Dahlan received a BA in Business Administration from the Islamic University of Gaza.

A young Dahlan was arrested eleven times by Israel for his involvement as the Gaza leader of the Fatah youth movement.

After the signing of the Oslo Accords, Dahlan was made head of the Preventive Security Forces in Gaza. He built up a force of 20,000 men and became one of the most powerful Palestinian leaders, dealing regularly with the CIA and Israeli intelligence officials.

Dahlan angered Arafat in November 2001 by expressing dissatisfaction over his lack of a coherent policy.  He was criticized by human rights groups for his methods during crackdowns on Islamic militants.

Divorcing himself from the anti-Israel terrorism of Arafat, he attempted to gather support for an electoral challenge to Arafat, but stopped out of loyalty to Palestinians after the Bush administration demanded a change in PA leadership in July of the same year.

Before his resignation from the PA in June 2002, Dahlan was a frequent member on negotiating teams for security issues including at the Camp David Summit in 2000.

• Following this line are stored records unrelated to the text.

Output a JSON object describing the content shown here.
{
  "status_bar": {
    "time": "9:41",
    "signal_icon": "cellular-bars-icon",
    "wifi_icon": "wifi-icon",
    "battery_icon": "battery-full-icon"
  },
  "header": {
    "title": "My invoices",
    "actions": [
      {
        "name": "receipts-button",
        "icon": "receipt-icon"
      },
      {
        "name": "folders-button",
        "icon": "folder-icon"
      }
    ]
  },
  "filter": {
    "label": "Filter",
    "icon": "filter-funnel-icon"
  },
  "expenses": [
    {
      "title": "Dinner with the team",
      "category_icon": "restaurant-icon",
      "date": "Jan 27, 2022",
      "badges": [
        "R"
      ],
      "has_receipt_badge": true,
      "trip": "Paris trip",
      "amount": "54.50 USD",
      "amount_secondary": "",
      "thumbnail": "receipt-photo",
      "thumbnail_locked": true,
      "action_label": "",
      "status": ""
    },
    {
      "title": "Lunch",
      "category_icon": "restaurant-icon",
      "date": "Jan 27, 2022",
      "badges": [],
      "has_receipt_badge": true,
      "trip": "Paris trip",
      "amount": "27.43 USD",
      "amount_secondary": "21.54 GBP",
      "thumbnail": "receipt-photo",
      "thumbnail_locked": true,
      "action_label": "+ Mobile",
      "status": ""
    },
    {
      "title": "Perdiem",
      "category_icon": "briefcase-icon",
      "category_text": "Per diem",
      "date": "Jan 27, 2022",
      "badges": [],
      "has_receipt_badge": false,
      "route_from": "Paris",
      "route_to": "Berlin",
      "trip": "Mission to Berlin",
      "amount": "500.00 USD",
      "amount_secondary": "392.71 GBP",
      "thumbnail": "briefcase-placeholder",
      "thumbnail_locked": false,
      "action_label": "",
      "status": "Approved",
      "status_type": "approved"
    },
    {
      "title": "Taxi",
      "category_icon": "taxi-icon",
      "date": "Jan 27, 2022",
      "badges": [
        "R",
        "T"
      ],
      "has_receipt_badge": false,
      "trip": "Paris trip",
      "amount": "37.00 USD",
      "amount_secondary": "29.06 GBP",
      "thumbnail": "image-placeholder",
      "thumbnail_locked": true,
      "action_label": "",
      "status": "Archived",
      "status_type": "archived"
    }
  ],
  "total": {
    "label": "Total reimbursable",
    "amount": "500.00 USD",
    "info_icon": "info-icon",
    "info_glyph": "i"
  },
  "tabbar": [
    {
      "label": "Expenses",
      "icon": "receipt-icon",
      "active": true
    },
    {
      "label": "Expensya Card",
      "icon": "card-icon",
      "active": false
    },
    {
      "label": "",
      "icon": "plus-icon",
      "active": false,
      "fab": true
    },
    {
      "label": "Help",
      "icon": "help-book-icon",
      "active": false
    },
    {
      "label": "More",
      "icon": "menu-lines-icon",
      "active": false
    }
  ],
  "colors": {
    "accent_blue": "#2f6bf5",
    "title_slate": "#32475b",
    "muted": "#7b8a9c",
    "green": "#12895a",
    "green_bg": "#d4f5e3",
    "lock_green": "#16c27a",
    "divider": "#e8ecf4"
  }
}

In 2006, Dahlan was elected to the Palestinian Legislative Council in the Palestinian legislative election as a representative for Khan Yunis in Gaza.

Dahlan took an increasingly tough stance against Hamas, calling their 2006 election victory a disaster and threatening to “haunt them from now till the end of their term.”

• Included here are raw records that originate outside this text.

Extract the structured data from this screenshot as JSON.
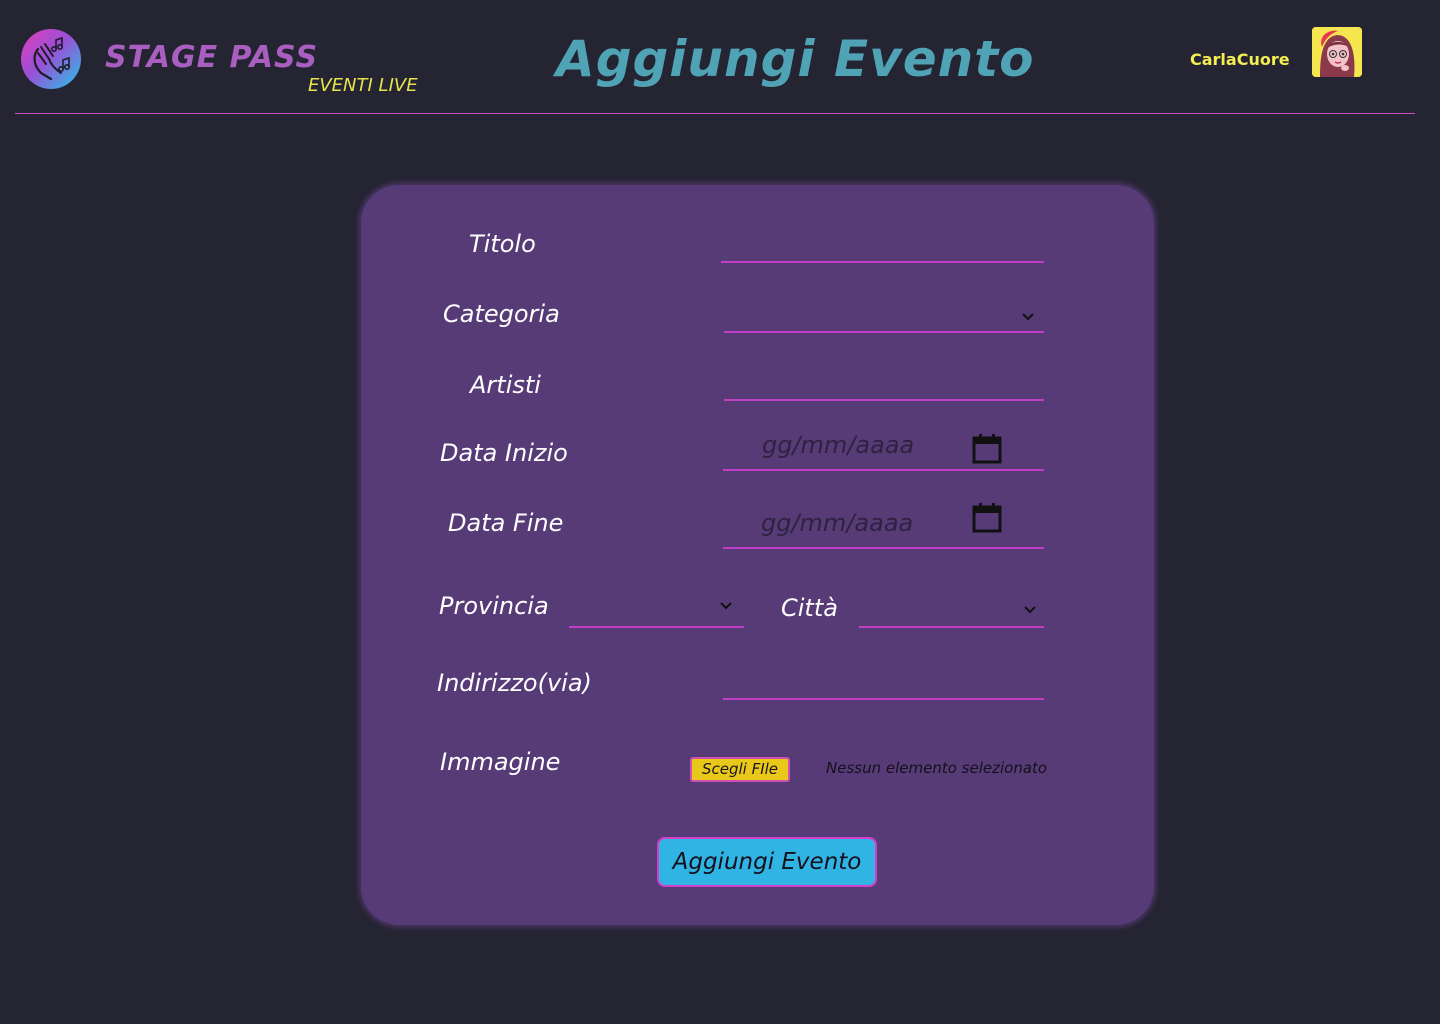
{
  "header": {
    "brand": "STAGE PASS",
    "tagline": "EVENTI LIVE",
    "title": "Aggiungi Evento",
    "username": "CarlaCuore",
    "logo_icon": "music-hand-icon",
    "avatar_icon": "user-avatar"
  },
  "colors": {
    "background": "#252433",
    "card": "#573b77",
    "accent_line": "#c13fc6",
    "brand": "#a85fc0",
    "tagline": "#e6e34d",
    "title": "#4fa3b5",
    "username": "#f3ee52",
    "submit_bg": "#2fb4e3",
    "file_btn_bg": "#e8c818"
  },
  "form": {
    "titolo_label": "Titolo",
    "categoria_label": "Categoria",
    "artisti_label": "Artisti",
    "data_inizio_label": "Data Inizio",
    "data_inizio_placeholder": "gg/mm/aaaa",
    "data_fine_label": "Data Fine",
    "data_fine_placeholder": "gg/mm/aaaa",
    "provincia_label": "Provincia",
    "citta_label": "Città",
    "indirizzo_label": "Indirizzo(via)",
    "immagine_label": "Immagine",
    "file_button": "Scegli FIle",
    "file_status": "Nessun elemento selezionato",
    "submit": "Aggiungi Evento"
  }
}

On December 14, 2006, gunmen attempted to assassinate Palestinian Hamas Prime Minister, Ismail Haniyeh and Hamas accused Dahlan of orchestrating the attack.

On January 7, 2007, Dahlan held the biggest-ever rally of Fatah supporters in the Gaza Strip, where he denounced Hamas as “a bunch of murderers and thieves.”

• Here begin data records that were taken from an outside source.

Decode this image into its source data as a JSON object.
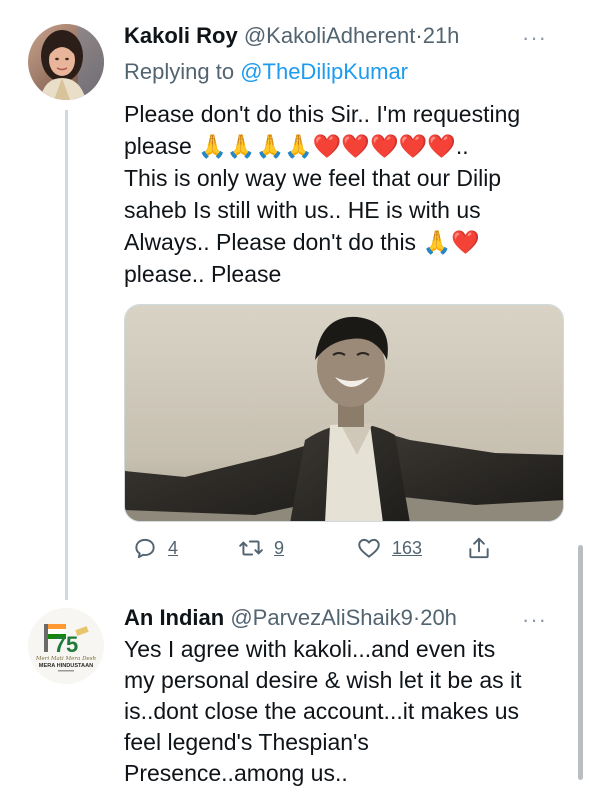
{
  "tweets": [
    {
      "display_name": "Kakoli Roy",
      "handle": "@KakoliAdherent",
      "separator": "·",
      "time": "21h",
      "more": "···",
      "replying_to_prefix": "Replying to ",
      "replying_to": "@TheDilipKumar",
      "text_lines": [
        "Please don't do this Sir.. I'm requesting",
        "please 🙏🙏🙏🙏❤️❤️❤️❤️❤️..",
        "This is only way we feel that our Dilip",
        "saheb Is still with us.. HE is with us",
        "Always.. Please don't do this 🙏❤️",
        "please.. Please"
      ],
      "actions": {
        "reply_count": "4",
        "retweet_count": "9",
        "like_count": "163"
      }
    },
    {
      "display_name": "An Indian",
      "handle": "@ParvezAliShaik9",
      "separator": "·",
      "time": "20h",
      "more": "···",
      "avatar_text": {
        "number": "75",
        "script": "Meri Mati Mera Desh",
        "caption": "MERA HINDUSTAAN"
      },
      "text_lines": [
        "Yes I agree with kakoli...and even its",
        "my personal desire & wish let it be as it",
        "is..dont close the account...it makes us",
        "feel legend's Thespian's",
        "Presence..among us.."
      ]
    }
  ],
  "colors": {
    "link": "#1d9bf0",
    "secondary_text": "#536471",
    "primary_text": "#0f1419",
    "divider": "#cfd9de"
  }
}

In response Hamas labeled Dahlan a “putschist” and accused him of bringing Palestinians to the brink of civil war.

In March 2007, despite objections from Hamas, Dahlan was appointed by Palestinian President Mahmoud Abbas to lead the newly re-established Palestinian National Security Council, overseeing all security forces in the Palestinian territories.

In the April 2008 edition of Vanity Fair, it was revealed that after the 2006 elections Dahlan had been central in a U.S. plot to remove the democratically elected Hamas-led government from power.

According to the report, America provided money and arms to Dahlan, trained his men, and ordered him to carry out a military coup against Hamas in the Gaza Strip. However, the elected Hamas government forestalled the move and carried out their armed countercoup in Gaza which they have controlled ever since.

In July 2007, Dahlan resigned from his post as national security adviser. Later that year, the Bush Administration exerted heavy pressure on Abbas to appoint Dahlan as his deputy.

In June 2011 Dahlan was expelled from Fatah because of repeated claims by Abbas that he had murdered Arafat. Dahlan moved to the United Arab Emirates, where he made his fortune.

It is reported that Dahlan played a crucial role in crafting the Israel-UAE peace agreement.

All this points to Mohammad Dahlan being the perfect candidate to be the Senior Executive to head the UAE, Bahrain, Saudi Arabia, Israel, United States, peace project anchored in reshaping Gaza, in their united image, of what a constructive peace will look like in the Middle East.

In the future, a peaceful and prosperous Gaza can decide on its own, whether it wants to remain independent, or join a confederation with either the PA, Israel, or both.

A three-state solution is a far better vision than a half century failed two-state non solution.

Barry Shaw,

International Public Diplomacy Director,

Israel Institute for Strategic Studies.